Surveillance all round, and this raises the real probability of post-factum surveillance.
"So, can you explain what you were doing looking at this website, on this day, at this time?"even scarier,
"We found that you entered the following search into search engine, on this day, at this time. Please explain."And, like all good government bureaucracies, some nameless Intelligence persona could bring this up years after the fact.
The whole thing is expected to be done by commercial entities, not government ones. The user will be expected to pay directly for this to be conducted regarding their use of the service for which they are paying. Regardless of whether you are suspected of any offence, reasonably or otherwise.
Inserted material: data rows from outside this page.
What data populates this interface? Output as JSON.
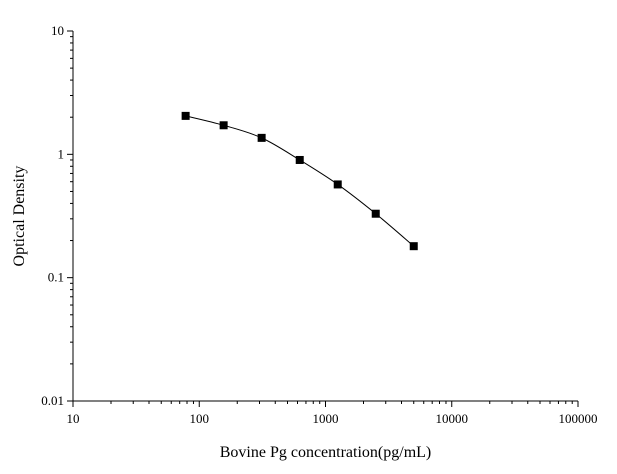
{
  "chart_data": {
    "type": "scatter",
    "xscale": "log",
    "yscale": "log",
    "xlim": [
      10,
      100000
    ],
    "ylim": [
      0.01,
      10
    ],
    "xlabel": "Bovine Pg concentration(pg/mL)",
    "ylabel": "Optical Density",
    "x_ticks": [
      "10",
      "100",
      "1000",
      "10000",
      "100000"
    ],
    "y_ticks": [
      "0.01",
      "0.1",
      "1",
      "10"
    ],
    "grid": false,
    "marker": "square",
    "fit_line": true,
    "series": [
      {
        "x": [
          78,
          156,
          312,
          625,
          1250,
          2500,
          5000
        ],
        "y": [
          2.05,
          1.72,
          1.36,
          0.9,
          0.57,
          0.33,
          0.18
        ]
      }
    ]
  }
}
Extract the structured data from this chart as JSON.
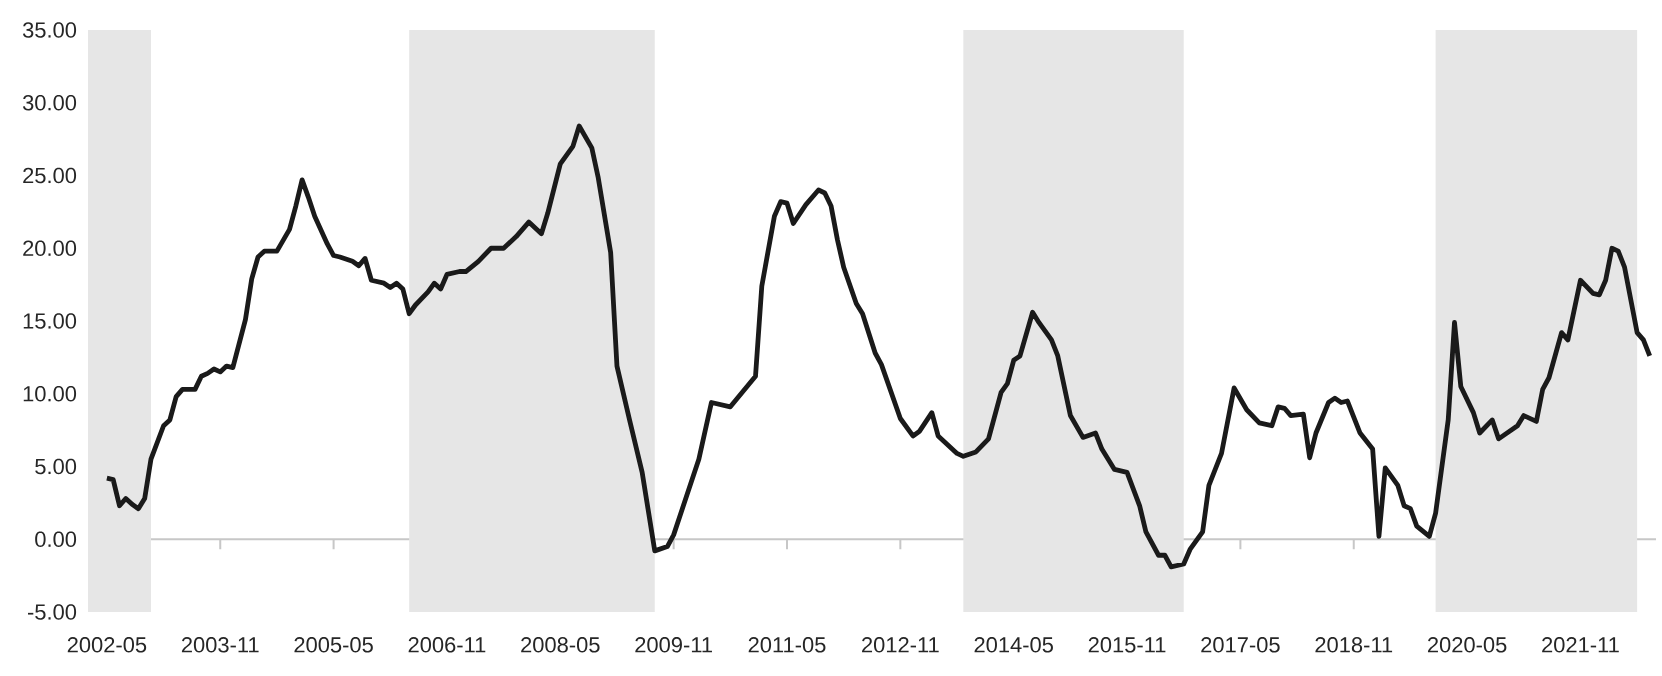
{
  "chart_data": {
    "type": "line",
    "color": "#1a1a1a",
    "x": [
      "2002-05",
      "2002-06",
      "2002-07",
      "2002-08",
      "2002-09",
      "2002-10",
      "2002-11",
      "2002-12",
      "2003-02",
      "2003-03",
      "2003-04",
      "2003-05",
      "2003-07",
      "2003-08",
      "2003-09",
      "2003-10",
      "2003-11",
      "2003-12",
      "2004-01",
      "2004-03",
      "2004-04",
      "2004-05",
      "2004-06",
      "2004-08",
      "2004-10",
      "2004-11",
      "2004-12",
      "2005-01",
      "2005-02",
      "2005-04",
      "2005-05",
      "2005-06",
      "2005-08",
      "2005-09",
      "2005-10",
      "2005-11",
      "2006-01",
      "2006-02",
      "2006-03",
      "2006-04",
      "2006-05",
      "2006-06",
      "2006-08",
      "2006-09",
      "2006-10",
      "2006-11",
      "2007-01",
      "2007-02",
      "2007-04",
      "2007-06",
      "2007-08",
      "2007-10",
      "2007-12",
      "2008-02",
      "2008-03",
      "2008-05",
      "2008-07",
      "2008-08",
      "2008-10",
      "2008-11",
      "2009-01",
      "2009-02",
      "2009-04",
      "2009-06",
      "2009-08",
      "2009-10",
      "2009-11",
      "2010-03",
      "2010-05",
      "2010-08",
      "2010-12",
      "2011-01",
      "2011-03",
      "2011-04",
      "2011-05",
      "2011-06",
      "2011-08",
      "2011-10",
      "2011-11",
      "2011-12",
      "2012-01",
      "2012-02",
      "2012-04",
      "2012-05",
      "2012-07",
      "2012-08",
      "2012-11",
      "2013-01",
      "2013-02",
      "2013-04",
      "2013-05",
      "2013-08",
      "2013-09",
      "2013-11",
      "2014-01",
      "2014-03",
      "2014-04",
      "2014-05",
      "2014-06",
      "2014-08",
      "2014-09",
      "2014-11",
      "2014-12",
      "2015-02",
      "2015-04",
      "2015-06",
      "2015-07",
      "2015-09",
      "2015-11",
      "2016-01",
      "2016-02",
      "2016-04",
      "2016-05",
      "2016-06",
      "2016-08",
      "2016-09",
      "2016-11",
      "2016-12",
      "2017-02",
      "2017-04",
      "2017-06",
      "2017-08",
      "2017-10",
      "2017-11",
      "2017-12",
      "2018-01",
      "2018-03",
      "2018-04",
      "2018-05",
      "2018-07",
      "2018-08",
      "2018-09",
      "2018-10",
      "2018-12",
      "2019-02",
      "2019-03",
      "2019-04",
      "2019-06",
      "2019-07",
      "2019-08",
      "2019-09",
      "2019-11",
      "2019-12",
      "2020-02",
      "2020-03",
      "2020-04",
      "2020-06",
      "2020-07",
      "2020-09",
      "2020-10",
      "2021-01",
      "2021-02",
      "2021-04",
      "2021-05",
      "2021-06",
      "2021-08",
      "2021-09",
      "2021-11",
      "2022-01",
      "2022-02",
      "2022-03",
      "2022-04",
      "2022-05",
      "2022-06",
      "2022-08",
      "2022-09",
      "2022-10"
    ],
    "values": [
      4.2,
      4.1,
      2.3,
      2.8,
      2.4,
      2.1,
      2.8,
      5.5,
      7.8,
      8.2,
      9.8,
      10.3,
      10.3,
      11.2,
      11.4,
      11.7,
      11.5,
      11.9,
      11.8,
      15.1,
      17.9,
      19.4,
      19.8,
      19.8,
      21.3,
      22.9,
      24.7,
      23.5,
      22.2,
      20.3,
      19.5,
      19.4,
      19.1,
      18.8,
      19.3,
      17.8,
      17.6,
      17.3,
      17.6,
      17.2,
      15.5,
      16.1,
      17.0,
      17.6,
      17.2,
      18.2,
      18.4,
      18.4,
      19.1,
      20.0,
      20.0,
      20.8,
      21.8,
      21.0,
      22.4,
      25.8,
      27.0,
      28.4,
      26.9,
      24.9,
      19.7,
      11.9,
      8.2,
      4.6,
      -0.8,
      -0.5,
      0.3,
      5.5,
      9.4,
      9.1,
      11.2,
      17.4,
      22.2,
      23.2,
      23.1,
      21.7,
      23.0,
      24.0,
      23.8,
      22.9,
      20.6,
      18.7,
      16.2,
      15.5,
      12.8,
      12.0,
      8.3,
      7.1,
      7.4,
      8.7,
      7.1,
      5.9,
      5.7,
      6.0,
      6.9,
      10.1,
      10.7,
      12.3,
      12.6,
      15.6,
      14.9,
      13.7,
      12.6,
      8.5,
      7.0,
      7.3,
      6.2,
      4.8,
      4.6,
      2.3,
      0.5,
      -1.1,
      -1.1,
      -1.9,
      -1.7,
      -0.7,
      0.5,
      3.7,
      5.9,
      10.4,
      8.9,
      8.0,
      7.8,
      9.1,
      9.0,
      8.5,
      8.6,
      5.6,
      7.3,
      9.4,
      9.7,
      9.4,
      9.5,
      7.3,
      6.2,
      0.2,
      4.9,
      3.7,
      2.3,
      2.1,
      0.9,
      0.2,
      1.8,
      8.2,
      14.9,
      10.5,
      8.7,
      7.3,
      8.2,
      6.9,
      7.8,
      8.5,
      8.1,
      10.3,
      11.1,
      14.2,
      13.7,
      17.8,
      16.9,
      16.8,
      17.8,
      20.0,
      19.8,
      18.7,
      14.2,
      13.7,
      12.6
    ],
    "xlim": [
      "2002-02",
      "2022-11"
    ],
    "xticks": [
      "2002-05",
      "2003-11",
      "2005-05",
      "2006-11",
      "2008-05",
      "2009-11",
      "2011-05",
      "2012-11",
      "2014-05",
      "2015-11",
      "2017-05",
      "2018-11",
      "2020-05",
      "2021-11"
    ],
    "ylim": [
      -5,
      35
    ],
    "yticks": [
      {
        "value": -5,
        "label": "-5.00"
      },
      {
        "value": 0,
        "label": "0.00"
      },
      {
        "value": 5,
        "label": "5.00"
      },
      {
        "value": 10,
        "label": "10.00"
      },
      {
        "value": 15,
        "label": "15.00"
      },
      {
        "value": 20,
        "label": "20.00"
      },
      {
        "value": 25,
        "label": "25.00"
      },
      {
        "value": 30,
        "label": "30.00"
      },
      {
        "value": 35,
        "label": "35.00"
      }
    ],
    "bands": [
      {
        "axis": "x",
        "from": "2002-02",
        "to": "2002-12",
        "color": "#e6e6e6"
      },
      {
        "axis": "x",
        "from": "2006-05",
        "to": "2009-08",
        "color": "#e6e6e6"
      },
      {
        "axis": "x",
        "from": "2013-09",
        "to": "2016-08",
        "color": "#e6e6e6"
      },
      {
        "axis": "x",
        "from": "2019-12",
        "to": "2022-08",
        "color": "#e6e6e6"
      }
    ]
  }
}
The Internet is for porn. And home invasion. Brought to you by USFedGov™
Smile. Someone [is|will be] watching. Warrants are no object, no objection, and not necessary™
It is becoming increasingly accurate to consider the digital/online world to be very different to anywhere else. A police officer needs to have a reasonable suspicion of illegal activity - or at least some real emergency - before they can enter your home. But, increasingly, that is no longer true if you have an Internet connection in your home.
[While the article refers to developments in the USA, there are signs that our glorious government is heading in the same direction - if they haven't already rushed past already.]
(no subject)
And the quantities of data involved begs the question of how it is to be handled, and secured. It also raises the question of why should users pay to have this kind of data relating to their use of the ISP stored, potentially for years.
I'm trying to get my head around trawling through terabytes of indexes simply to locate the gigbytes you need ot trawl through. A grid computer is going ot be requires just to navigate these data repositories.
Also, why is it OK to have corporate entities collect this information, when the NSA doing so raises a huge hue-and-cry - this is disconcerting to me. What is to stop a corporation - which owns the data - from trawling through it to improve advertising targeting, and so on ... ?
(no subject)
Actually, the corproations own the data because they created it. Copyright, amongst other things.
I'll be launching myself further and further into the murky world of Internet Regulation over the next few months ...
(no subject)
But in court, it would all look so increadibly bad. The disgusting porn sites. That one time you did all that research on how to make a stil. The time you decided to read some middle eastern news/sites to see what the other side was saying...
Also, like you I wonder at the practicalities of all this. More likely that the data will be used for commercial purposes by the companies who collect it, than for actual useful law enforcement.
Besides, I could be committing crimes in my house right now, which as I recall doesn't give the government a right to put a spy camera in my living room just incase.